City considering additional regulations for bear-proofing garbage

Trash can raided by a bear

(Courtesy photo)

A potential change to Juneau’s bear laws would encourage business owners and residents to better secure their garbage.

Currently, city law states that trash must be stored in a container which requires hands or tools to open, is secured by a bear resistant device, or located behind barriers.

Community services officer Bob Dilley says bears are still getting into containers and structures considered “bear-proof.”

“There’s bear calls coming in every day. It’s been a pretty busy season for bears. They’re kind of spread out all over town. We get residential complaints. We get commercial complaints.”

Dilley says having bear resistant devices or structures is no longer enough if bears are still getting into them.

“If somebody had a large apt building that has metal bear lids on their dumpster and they have cables but the residents are keeping the cables fastened, so the bear keeps getting into it, then they would have to go to something like a gravity latch or a different type of system that automatically keeps the dumpster locked up so bears can’t get into it.”

CBJ assembly member Jesse Kiehl says some housing developments are successful in keeping bears away either by dumpster structures or making sure the lid is properly closed. But, he says, people at other housing developments aren’t making the same effort.

“At some point here, those people have to take responsibility too. And if that means the landlord has to build three walls around it and put a gate up in the front, then that’s what that has to mean. Or if it means that they have to get a better garbage can holder, that’s what it has to mean.”

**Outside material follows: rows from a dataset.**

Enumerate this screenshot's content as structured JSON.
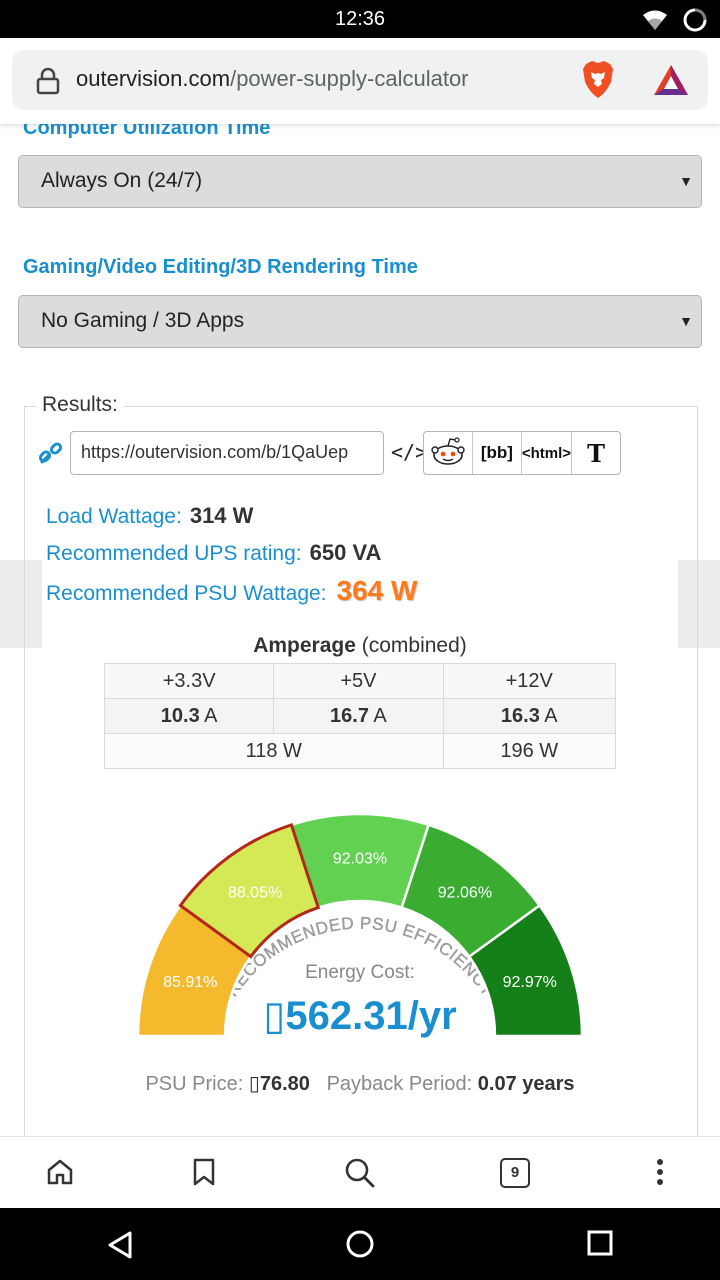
{
  "status_bar": {
    "time": "12:36"
  },
  "browser": {
    "url_domain": "outervision.com",
    "url_path": "/power-supply-calculator",
    "tab_count": "9"
  },
  "form": {
    "utilization": {
      "label": "Computer Utilization Time",
      "value": "Always On (24/7)"
    },
    "gaming": {
      "label": "Gaming/Video Editing/3D Rendering Time",
      "value": "No Gaming / 3D Apps"
    }
  },
  "results": {
    "legend": "Results:",
    "share_url": "https://outervision.com/b/1QaUep",
    "share_buttons": {
      "bb": "[bb]",
      "html": "<html>",
      "t": "T"
    },
    "load_wattage": {
      "label": "Load Wattage:",
      "value": "314 W"
    },
    "ups_rating": {
      "label": "Recommended UPS rating:",
      "value": "650 VA"
    },
    "psu_wattage": {
      "label": "Recommended PSU Wattage:",
      "value": "364 W"
    }
  },
  "amperage": {
    "title_bold": "Amperage",
    "title_rest": " (combined)",
    "rails": [
      {
        "name": "+3.3V",
        "amps": "10.3",
        "unit": "A"
      },
      {
        "name": "+5V",
        "amps": "16.7",
        "unit": "A"
      },
      {
        "name": "+12V",
        "amps": "16.3",
        "unit": "A"
      }
    ],
    "watts_combined": "118 W",
    "watts_12v": "196 W"
  },
  "gauge": {
    "arc_title": "RECOMMENDED PSU EFFICIENCY",
    "segments": [
      {
        "label": "85.91%",
        "color": "#f4b92c"
      },
      {
        "label": "88.05%",
        "color": "#d5e856"
      },
      {
        "label": "92.03%",
        "color": "#62d152"
      },
      {
        "label": "92.06%",
        "color": "#3aac32"
      },
      {
        "label": "92.97%",
        "color": "#158019"
      }
    ],
    "selected_index": 1,
    "selected_outline_color": "#b2281a"
  },
  "energy": {
    "label": "Energy Cost:",
    "value": "562.31/yr"
  },
  "footer": {
    "psu_price_label": "PSU Price:",
    "psu_price_value": "76.80",
    "payback_label": "Payback Period:",
    "payback_value": "0.07 years"
  },
  "colors": {
    "accent_blue": "#1a8fcf",
    "psu_orange": "#ff7a1a"
  }
}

Ryan Scott is a wildlife management biologist for the Department of Fish and Game. He says the proposed ordinance is a good start.

“It’s certainly not going to be a fix all, but at the same time if we run up against these situations where we have an attractant that just continues to be a concern and a problem without seeing any progress made, this might be the tool to turn the tide on that.”

Officer Dilley says if a bear gets into a garbage container more than three times in a 30-day period, it would be deemed a bear attraction nuisance, according to the ordinance, and a ticket would be issued.

The fine for the first offense is $50. A second offense within two years is $100. A third offense is $300.